Beginning this fall, Notre Dame will become the first university outside Ireland to offer its students an Irish major.  Language-intensive and literature-intensive tracks will be offered as both primary and supplemental majors.

“It’s exciting, starting something that hasn’t been done before,” said Professor Tara MacLeod, director of undergraduate studies in the Notre Dame Department of Irish Language and Literature.  “We hope to introduce a new and exciting set of courses that will increase and enrich students’ access to Irish language and literature, giving them the opportunity to view the world through different eyes.”

The new Irish majors will build upon a rich foundation of Irish language and literature studies at Notre Dame.  While the current department was officially established on October 1, 2004, Irish language instruction has been offered at Notre Dame since an Irish monk named Brother Simeon began teaching classes in 1868.  Irish was offered intermittently over the next 140 years, experiencing a lull from 1949 to about 1990.  It reemerged in 1992 when Professor Peter McQuillan began teaching Irish through the Notre Dame English Department.

Since 1992, Notre Dame has steadily attracted a growing number of prominent Irish faculty members.  MacLeod attributed the major driving force behind the Irish major to “student demand.”

“Students currently taking Irish classes, including those with minors in Irish language, said that they would pursue an Irish major if it were offered,” MacLeod said.  An external review of the Irish department by leading Irish professors and scholars from across the country also resulted in a recommendation for Notre Dame to create an Irish language and literature major.

When the idea of forming an Irish major was proposed, the department considered a number of factors.

“We started internally,” MacLeod said, “looking at our strengths and the best curriculum we had to offer.  We had to decide what we wanted the major to look like.  Would it be exactly like an Irish major in Ireland?  Or would it be different because it was being taught somewhere else and the student body is very different than in Ireland?”

MacLeod also noted that the department considered the balance between teaching modern Irish language and literature and their more ancient counterparts.

Establishing the curriculum is not the only potential difficulty the Irish department faces as they try to get the Irish majors off the ground.  “Awareness [of our program] is a challenge for us,” MacLeod said.  Many people do not realize that the Irish language exists, she explained, much less that it is a viable major.

“In this economic climate, students are worried about what they will do with an Irish major.  That is not limited to Irish; it is a trend within many arts and letters majors,” MacLeod admitted.  “But while some students will go on to study Irish at the graduate level, to research or to teach, others take it on the path to medical school or law school.  It becomes what sets them apart, what makes them unique.”
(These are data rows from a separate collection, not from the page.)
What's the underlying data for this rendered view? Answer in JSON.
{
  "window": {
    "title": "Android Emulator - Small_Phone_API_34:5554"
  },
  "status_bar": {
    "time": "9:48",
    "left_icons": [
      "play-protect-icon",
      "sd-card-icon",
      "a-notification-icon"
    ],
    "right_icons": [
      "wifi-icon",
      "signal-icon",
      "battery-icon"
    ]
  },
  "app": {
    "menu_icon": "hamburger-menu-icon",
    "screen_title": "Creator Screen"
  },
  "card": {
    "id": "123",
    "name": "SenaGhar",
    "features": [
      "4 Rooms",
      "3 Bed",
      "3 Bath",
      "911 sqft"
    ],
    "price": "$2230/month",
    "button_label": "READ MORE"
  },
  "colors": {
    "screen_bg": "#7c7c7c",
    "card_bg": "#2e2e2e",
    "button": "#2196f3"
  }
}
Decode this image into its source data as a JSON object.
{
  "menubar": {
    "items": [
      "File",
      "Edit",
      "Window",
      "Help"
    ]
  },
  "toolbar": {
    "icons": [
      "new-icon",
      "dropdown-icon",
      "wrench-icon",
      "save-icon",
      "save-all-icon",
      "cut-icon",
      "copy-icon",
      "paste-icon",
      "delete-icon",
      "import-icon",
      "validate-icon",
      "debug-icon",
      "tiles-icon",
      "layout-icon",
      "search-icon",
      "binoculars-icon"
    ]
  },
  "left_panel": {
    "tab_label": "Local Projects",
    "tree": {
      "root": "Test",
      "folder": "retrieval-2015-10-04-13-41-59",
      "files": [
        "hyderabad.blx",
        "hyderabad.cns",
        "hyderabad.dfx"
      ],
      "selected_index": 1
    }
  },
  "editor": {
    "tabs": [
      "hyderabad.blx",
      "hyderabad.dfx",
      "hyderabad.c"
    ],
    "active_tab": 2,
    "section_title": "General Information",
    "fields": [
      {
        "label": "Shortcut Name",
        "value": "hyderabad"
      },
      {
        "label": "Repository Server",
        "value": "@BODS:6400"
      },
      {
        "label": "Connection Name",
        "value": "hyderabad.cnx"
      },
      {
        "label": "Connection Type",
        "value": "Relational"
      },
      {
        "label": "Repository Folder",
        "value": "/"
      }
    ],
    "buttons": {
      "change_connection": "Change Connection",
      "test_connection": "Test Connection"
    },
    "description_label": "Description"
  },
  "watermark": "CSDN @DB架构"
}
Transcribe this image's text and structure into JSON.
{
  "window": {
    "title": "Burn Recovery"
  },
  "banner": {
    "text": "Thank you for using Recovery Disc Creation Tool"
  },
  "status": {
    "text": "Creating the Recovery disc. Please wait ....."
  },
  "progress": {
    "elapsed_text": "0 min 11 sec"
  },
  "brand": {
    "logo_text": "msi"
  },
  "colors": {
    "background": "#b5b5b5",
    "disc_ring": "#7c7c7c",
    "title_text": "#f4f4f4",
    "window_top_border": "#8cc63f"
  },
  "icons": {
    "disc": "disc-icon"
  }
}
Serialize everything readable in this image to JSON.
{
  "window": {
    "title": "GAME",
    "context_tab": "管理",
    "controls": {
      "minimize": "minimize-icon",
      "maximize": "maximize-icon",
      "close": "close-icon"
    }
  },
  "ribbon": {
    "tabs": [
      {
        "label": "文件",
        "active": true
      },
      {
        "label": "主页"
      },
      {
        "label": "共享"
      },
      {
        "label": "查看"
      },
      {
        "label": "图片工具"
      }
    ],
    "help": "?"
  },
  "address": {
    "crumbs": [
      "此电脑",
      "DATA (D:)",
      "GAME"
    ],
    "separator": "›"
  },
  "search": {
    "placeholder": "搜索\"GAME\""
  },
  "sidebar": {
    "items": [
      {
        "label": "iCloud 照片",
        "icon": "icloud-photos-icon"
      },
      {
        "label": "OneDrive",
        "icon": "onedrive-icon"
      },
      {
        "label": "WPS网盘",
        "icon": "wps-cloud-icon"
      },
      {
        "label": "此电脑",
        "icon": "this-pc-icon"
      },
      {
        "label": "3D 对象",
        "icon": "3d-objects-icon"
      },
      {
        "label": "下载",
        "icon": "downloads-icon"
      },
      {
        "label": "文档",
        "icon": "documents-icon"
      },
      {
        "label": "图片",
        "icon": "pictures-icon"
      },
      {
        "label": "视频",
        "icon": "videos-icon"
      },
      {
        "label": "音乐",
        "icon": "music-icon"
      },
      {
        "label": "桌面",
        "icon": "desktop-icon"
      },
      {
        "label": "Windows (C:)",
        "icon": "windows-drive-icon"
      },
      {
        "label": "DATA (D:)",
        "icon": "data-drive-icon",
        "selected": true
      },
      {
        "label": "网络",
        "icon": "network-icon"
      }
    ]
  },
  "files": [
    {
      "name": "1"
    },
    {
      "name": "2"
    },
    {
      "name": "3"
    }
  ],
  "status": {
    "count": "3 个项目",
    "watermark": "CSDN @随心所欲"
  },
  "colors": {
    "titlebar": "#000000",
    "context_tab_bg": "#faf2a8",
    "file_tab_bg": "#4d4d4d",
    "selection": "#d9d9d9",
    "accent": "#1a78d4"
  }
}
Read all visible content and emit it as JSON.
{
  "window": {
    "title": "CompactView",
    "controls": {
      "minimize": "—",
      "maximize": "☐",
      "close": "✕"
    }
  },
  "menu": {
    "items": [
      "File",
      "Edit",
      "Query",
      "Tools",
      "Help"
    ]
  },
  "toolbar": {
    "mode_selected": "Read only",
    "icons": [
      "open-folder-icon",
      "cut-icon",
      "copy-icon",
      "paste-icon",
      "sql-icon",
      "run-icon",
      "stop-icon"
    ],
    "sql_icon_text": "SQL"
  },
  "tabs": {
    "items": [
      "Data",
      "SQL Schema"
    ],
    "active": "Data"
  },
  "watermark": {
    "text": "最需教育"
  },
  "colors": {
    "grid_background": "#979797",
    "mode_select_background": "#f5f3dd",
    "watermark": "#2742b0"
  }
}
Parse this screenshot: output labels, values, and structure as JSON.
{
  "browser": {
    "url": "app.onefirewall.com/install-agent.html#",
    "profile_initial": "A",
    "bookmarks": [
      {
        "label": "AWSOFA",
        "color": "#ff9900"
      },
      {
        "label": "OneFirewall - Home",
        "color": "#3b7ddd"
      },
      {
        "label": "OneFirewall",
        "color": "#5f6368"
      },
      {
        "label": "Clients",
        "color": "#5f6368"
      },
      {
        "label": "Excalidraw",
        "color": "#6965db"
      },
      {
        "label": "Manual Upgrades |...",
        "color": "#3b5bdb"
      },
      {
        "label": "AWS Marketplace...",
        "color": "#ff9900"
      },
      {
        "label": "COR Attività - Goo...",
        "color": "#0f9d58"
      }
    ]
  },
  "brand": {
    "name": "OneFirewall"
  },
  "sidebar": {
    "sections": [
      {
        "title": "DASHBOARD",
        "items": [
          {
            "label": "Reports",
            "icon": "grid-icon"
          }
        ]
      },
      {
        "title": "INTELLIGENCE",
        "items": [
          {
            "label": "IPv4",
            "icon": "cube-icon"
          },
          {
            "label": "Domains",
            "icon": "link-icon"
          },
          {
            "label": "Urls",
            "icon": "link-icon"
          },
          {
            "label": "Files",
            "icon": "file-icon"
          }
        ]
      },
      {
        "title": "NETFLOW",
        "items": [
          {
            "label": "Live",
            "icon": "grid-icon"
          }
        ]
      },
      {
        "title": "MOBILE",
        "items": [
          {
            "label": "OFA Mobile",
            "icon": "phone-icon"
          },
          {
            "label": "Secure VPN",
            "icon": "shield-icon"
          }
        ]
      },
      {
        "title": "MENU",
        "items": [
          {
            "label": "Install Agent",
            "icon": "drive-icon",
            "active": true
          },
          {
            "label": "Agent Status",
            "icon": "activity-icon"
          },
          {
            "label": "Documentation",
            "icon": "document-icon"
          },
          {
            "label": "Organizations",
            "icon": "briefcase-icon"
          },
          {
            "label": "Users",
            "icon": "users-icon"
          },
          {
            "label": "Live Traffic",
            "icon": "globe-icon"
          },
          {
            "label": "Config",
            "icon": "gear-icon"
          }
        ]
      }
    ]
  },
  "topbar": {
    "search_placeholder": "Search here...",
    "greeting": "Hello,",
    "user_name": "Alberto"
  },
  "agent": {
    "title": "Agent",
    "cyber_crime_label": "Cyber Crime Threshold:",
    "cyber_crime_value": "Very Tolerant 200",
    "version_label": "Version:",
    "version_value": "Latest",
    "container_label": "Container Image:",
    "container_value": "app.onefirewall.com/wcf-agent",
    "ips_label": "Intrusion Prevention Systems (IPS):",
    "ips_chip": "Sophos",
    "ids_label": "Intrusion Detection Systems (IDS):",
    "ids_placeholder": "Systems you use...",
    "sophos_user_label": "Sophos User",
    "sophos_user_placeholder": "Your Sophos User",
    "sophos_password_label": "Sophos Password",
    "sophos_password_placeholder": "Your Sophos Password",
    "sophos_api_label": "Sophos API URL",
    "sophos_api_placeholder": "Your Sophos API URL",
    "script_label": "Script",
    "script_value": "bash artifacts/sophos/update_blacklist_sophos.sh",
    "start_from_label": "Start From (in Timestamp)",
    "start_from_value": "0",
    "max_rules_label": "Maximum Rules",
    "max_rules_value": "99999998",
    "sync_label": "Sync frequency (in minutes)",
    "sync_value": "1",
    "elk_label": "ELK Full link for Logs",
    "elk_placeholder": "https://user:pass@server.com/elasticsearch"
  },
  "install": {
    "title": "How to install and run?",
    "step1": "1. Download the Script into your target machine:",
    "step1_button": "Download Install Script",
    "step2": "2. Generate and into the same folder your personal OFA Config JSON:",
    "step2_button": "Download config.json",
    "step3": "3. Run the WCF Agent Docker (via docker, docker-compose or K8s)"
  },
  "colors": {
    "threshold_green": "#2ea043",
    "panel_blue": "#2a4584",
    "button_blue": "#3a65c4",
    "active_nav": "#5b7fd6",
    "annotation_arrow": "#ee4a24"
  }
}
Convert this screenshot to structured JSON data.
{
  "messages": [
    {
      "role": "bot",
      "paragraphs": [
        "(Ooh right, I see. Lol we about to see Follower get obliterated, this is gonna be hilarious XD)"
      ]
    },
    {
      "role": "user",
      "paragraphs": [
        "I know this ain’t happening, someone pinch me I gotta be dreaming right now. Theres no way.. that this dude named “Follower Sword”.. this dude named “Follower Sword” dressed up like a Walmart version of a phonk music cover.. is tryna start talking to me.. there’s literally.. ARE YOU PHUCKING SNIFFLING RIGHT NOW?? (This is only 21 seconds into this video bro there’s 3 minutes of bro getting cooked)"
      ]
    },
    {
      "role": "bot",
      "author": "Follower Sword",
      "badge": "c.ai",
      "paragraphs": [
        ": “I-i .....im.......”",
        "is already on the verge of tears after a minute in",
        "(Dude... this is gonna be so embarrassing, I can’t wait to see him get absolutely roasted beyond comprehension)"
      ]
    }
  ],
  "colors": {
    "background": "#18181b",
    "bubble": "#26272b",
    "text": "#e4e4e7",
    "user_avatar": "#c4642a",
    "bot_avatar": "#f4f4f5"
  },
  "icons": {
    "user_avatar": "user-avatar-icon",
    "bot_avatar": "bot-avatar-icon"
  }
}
MacLeod emphasized that, like other arts and letters majors, studying Irish language and literature is valuable for reasons beyond the development of a specific skill set.  “Studying Irish opens students up, makes them aware of other cultures and minority populations,” she said.  MacLeod added that she hopes for the opportunity to “see students grow over the years” as they work toward an Irish major.

While the creation of a new major is a significant undertaking, MacLeod is optimistic.  “[The Irish Department] has a very good faculty,” she said.  “Really knowledgeable.  As a group, we are incredibly excited about this major as such a new venture.  There are so many possibilities.”